As part of prospective, randomized, controlled clinical trials, the treatment group received standard CXL, and the sham control group received only riboflavin ophthalmic solution. The primary efficacy criterion was maximum keratometry (Kmax) 1 year after CXL. Secondary outcomes were corrected distance visual acuity (CDVA) and uncorrected distance visual acuity (UDVA). Safety and adverse events were analyzed. In single-center substudies, corneal topography, ocular aberrations, corneal haze measurements, corneal thickness, corneal biomechanics, subjective visual function, and outcomes predictors were also investigated. This paper presents a general review of the design and outcomes of crosslinking in these studies.

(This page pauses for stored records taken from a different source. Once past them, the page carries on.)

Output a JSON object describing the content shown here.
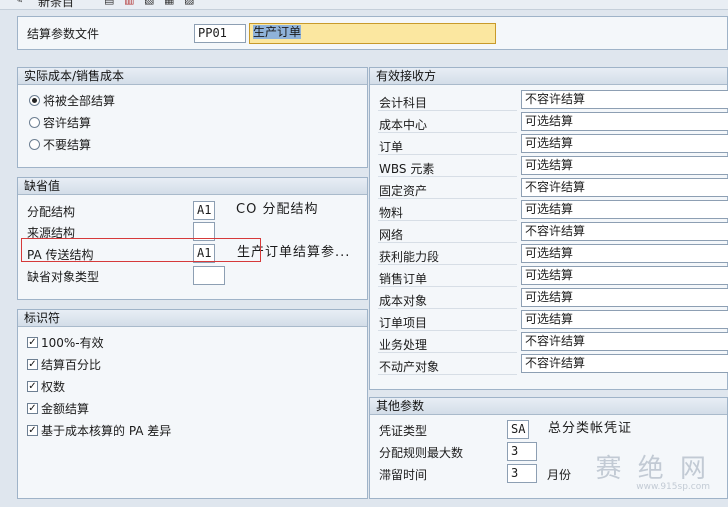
{
  "toolbar": {
    "label": "新条目"
  },
  "header": {
    "param_file_label": "结算参数文件",
    "param_file_code": "PP01",
    "param_file_desc": "生产订单"
  },
  "actual_cost": {
    "title": "实际成本/销售成本",
    "options": [
      {
        "label": "将被全部结算",
        "selected": true
      },
      {
        "label": "容许结算",
        "selected": false
      },
      {
        "label": "不要结算",
        "selected": false
      }
    ]
  },
  "defaults": {
    "title": "缺省值",
    "alloc_struct_label": "分配结构",
    "alloc_struct_value": "A1",
    "alloc_struct_desc": "CO 分配结构",
    "source_struct_label": "来源结构",
    "source_struct_value": "",
    "pa_struct_label": "PA 传送结构",
    "pa_struct_value": "A1",
    "pa_struct_desc": "生产订单结算参...",
    "default_obj_label": "缺省对象类型",
    "default_obj_value": ""
  },
  "indicators": {
    "title": "标识符",
    "items": [
      {
        "label": "100%-有效",
        "checked": true
      },
      {
        "label": "结算百分比",
        "checked": true
      },
      {
        "label": "权数",
        "checked": true
      },
      {
        "label": "金额结算",
        "checked": true
      },
      {
        "label": "基于成本核算的 PA 差异",
        "checked": true
      }
    ]
  },
  "receivers": {
    "title": "有效接收方",
    "rows": [
      {
        "label": "会计科目",
        "value": "不容许结算"
      },
      {
        "label": "成本中心",
        "value": "可选结算"
      },
      {
        "label": "订单",
        "value": "可选结算"
      },
      {
        "label": "WBS 元素",
        "value": "可选结算"
      },
      {
        "label": "固定资产",
        "value": "不容许结算"
      },
      {
        "label": "物料",
        "value": "可选结算"
      },
      {
        "label": "网络",
        "value": "不容许结算"
      },
      {
        "label": "获利能力段",
        "value": "可选结算"
      },
      {
        "label": "销售订单",
        "value": "可选结算"
      },
      {
        "label": "成本对象",
        "value": "可选结算"
      },
      {
        "label": "订单项目",
        "value": "可选结算"
      },
      {
        "label": "业务处理",
        "value": "不容许结算"
      },
      {
        "label": "不动产对象",
        "value": "不容许结算"
      }
    ]
  },
  "other": {
    "title": "其他参数",
    "doc_type_label": "凭证类型",
    "doc_type_value": "SA",
    "doc_type_desc": "总分类帐凭证",
    "max_rules_label": "分配规则最大数",
    "max_rules_value": "3",
    "retention_label": "滞留时间",
    "retention_value": "3",
    "retention_unit": "月份"
  },
  "watermark": {
    "text": "赛 绝 网",
    "url": "www.915sp.com"
  },
  "colors": {
    "panel_border": "#9fb3c8",
    "desc_highlight": "#fbe7a0",
    "callout": "#d63a3a"
  }
}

In the crosslinking treatment group, Kmax flattened by 1.6 diopters (D) and 0.7 D in eyes with keratoconus and ectasia, respectively. In both studies, there was continued progression in the control group. The CDVA improved by an average of 5.7 logMAR letters (LL) in the keratoconus treatment group and by 5.0 LL in the ectasia group. In both studies, corneal haze was the most frequently reported crosslinking-related adverse finding. This was most prominent at 1 month and generally returned to baseline between 3 and 12 months. In general, corneal topography, ocular aberrations, and subjective visual function improved after crosslinking.
In the US multicenter trials, CXL was shown to be safe and effective in stabilizing Kmax, CDVA, and UDVA in eyes with progressive keratoconus or corneal ectasia.
Corneal crosslinking was originally developed in the laboratory at the University of Dresden in the late 1990s. The combination of ultraviolet-A light and riboflavin was found to be the most effective of a number of different modalities tested to increase the biomechanical strength of the cornea. The clinical study design for the US multicenter clinical trials of crosslinking demonstrated the safety and effectiveness of this technique for treatment of progressive keratoconus and corneal ectasia, bringing this important advancement to patients in the United States.